Bilimin siyasetten bağımsız ideolojiler üstü bir alan olmadığına inandığım için yaptığım her bilimsel çalışma buram buram siyaset kokardı. Milletvekili aday adayı olmam kişisel bir beklenti ya da hesabın ürünü değil. Haksız bir şekilde KHK ile ihraç edilmiş partili bir kamu emekçisi olarak bunca yıldırma ve toplumsal/siyasal linç kampanyasına girişenlere, buna zımnen destek verenlere veya seyirci kalanlara bir mesaj vermektir: Bizleri ihraç da etseniz, açlıkla terbiye etmeye de çalışsanız, yoldaşlarımızı tutuklasanız da bir gider bin geliriz ve bizden daha çok var diyebilmek için adayım. Asaleten aday gösterilip gösterilmemem hiç önemli değil, bizler binlerce yurttaş, yoldaş ve arkadaşımızla yine sokak sokak, mahalle mahalle eve ev gezerek neden bu ülkenin seçime giren tek sol ve demokrat partisi olduğumuzu anlatmaya devam edeceğiz.

"HDP DIŞILAYAN İTTİFAKLARDAN DEMOKRASİ ADINA BİRSEY BEKLEMEK GEREKİR"

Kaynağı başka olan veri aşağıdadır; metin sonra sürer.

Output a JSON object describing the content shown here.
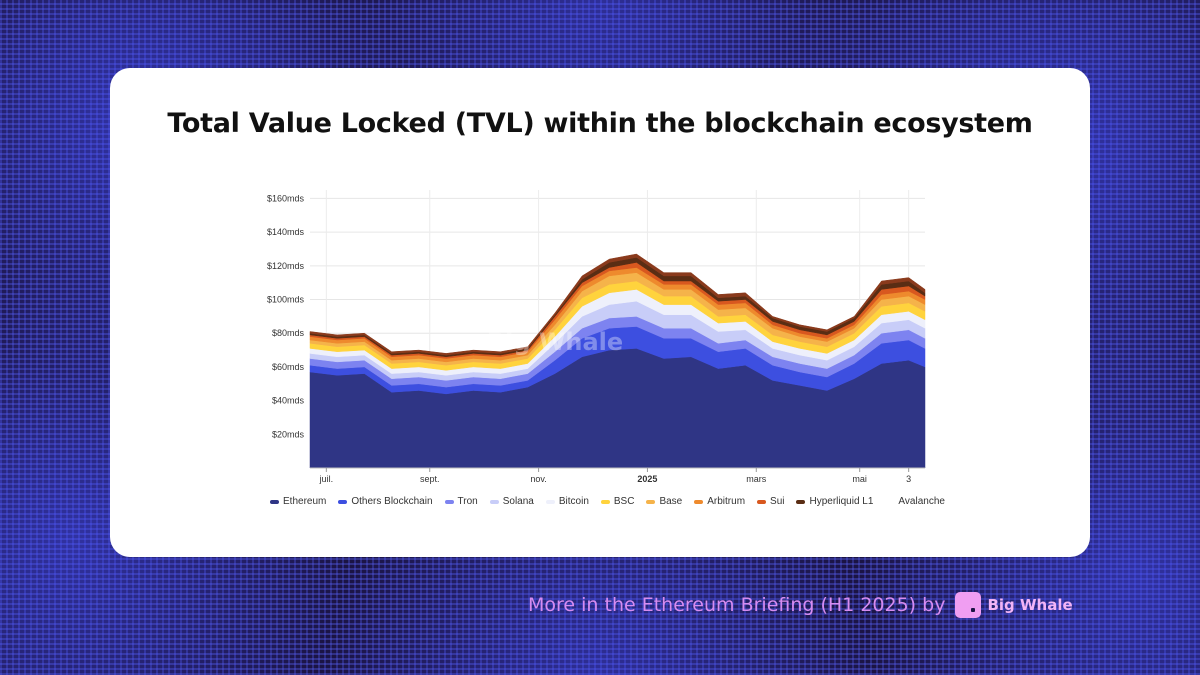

16 yıldır memleketi yağmalayan, siyaseten hiçbir yere oturtulamayacak bir yapıyla karşı karşıyayız. Sadece ekonomik yağmadan, doğanın ve çevrenin yağmalanmasından bahsetmiyorum. Demokrasi, insan hakları, hukukun üstünlüğü, toplumsal barışın yağmalanmasıyla karşı karşıyayız. Artık yağma ve talanın sonuna gelinmiş olacaklar ki baskın bir erken seçim kararı aldılar. Cumhur ittifakı adı altına kurdukları milli cephe de bu paniğin göstergesi olsa gerek Öte yandan bu ittifakı karşına çıkan ve HDP’i dışarıda tutan diğer ittifak da demokrasi anlayışı, toplumsal barışın yeniden oluşturulmasının ilkeleri konusunda cumhur ittifakı ile aynı zihniyet dünyasına sahip. Dolayısıyla bu partilerden de demokrasi adına pek bir şey beklememek gerekir diye düşünüyorum. Zira tek odakları mevcut iktidarı alaşağı etmek olan bu ittifakın bırakın daha iyi bir demokratik toplum tasavvuru olsun, kaybedilmiş kazanımların yeniden yerli yerine oturtulması konusunda dahi ortak bir tasavvurları olduğunu düşünmüyorum.

"MÜCADELE SADECE PARLEMENTO DEĞIL TOPLUMUN HÜCRELERINDE YÜRÜTÜLÜR"

"Cumhur ittifaki" ve "Millet" ittifakkı birbirine karşıt gibi görünen her iki blokun da ortaklaştığı ana eksenin HDP’yi baraj altında bırakarak parlamento dışı tutmak olduğu açıkça görülüyor: Sıfır baraj mantığı bunu açıkça gösteriyor. Bütün bunlara rağmen, adil bir seçim olduğunda barajı aşacağız, hatta 7 Haziran 2015 seçimlerinden daha iyi bir sonuç alacağız. Bizlerin parti olarak milletvekili hesabı gibi bir derdimiz yok. O nedenle bu seçimlerde kaç milletvekili çıkaracağımıza dair bir öngörüde bulunmak da çok anlamlı gelmiyor bana. Zira 7 haziran ve sonrasında kasım seçimlerinde gasp edilen oylarımıza rağmen, son iki yılda tutuklanan gözaltına alınan milletvekillerimize on binin üzerinde il ve ilçe eş-başkanlarımıza, partili aktivistlerimize rağmen oylarımızın düşmek bir yana artması, mücadelenin salt parlamentoda değil, doğrudan toplumun hücrelerinde yürütülmesi gerektiğini gösteriyor.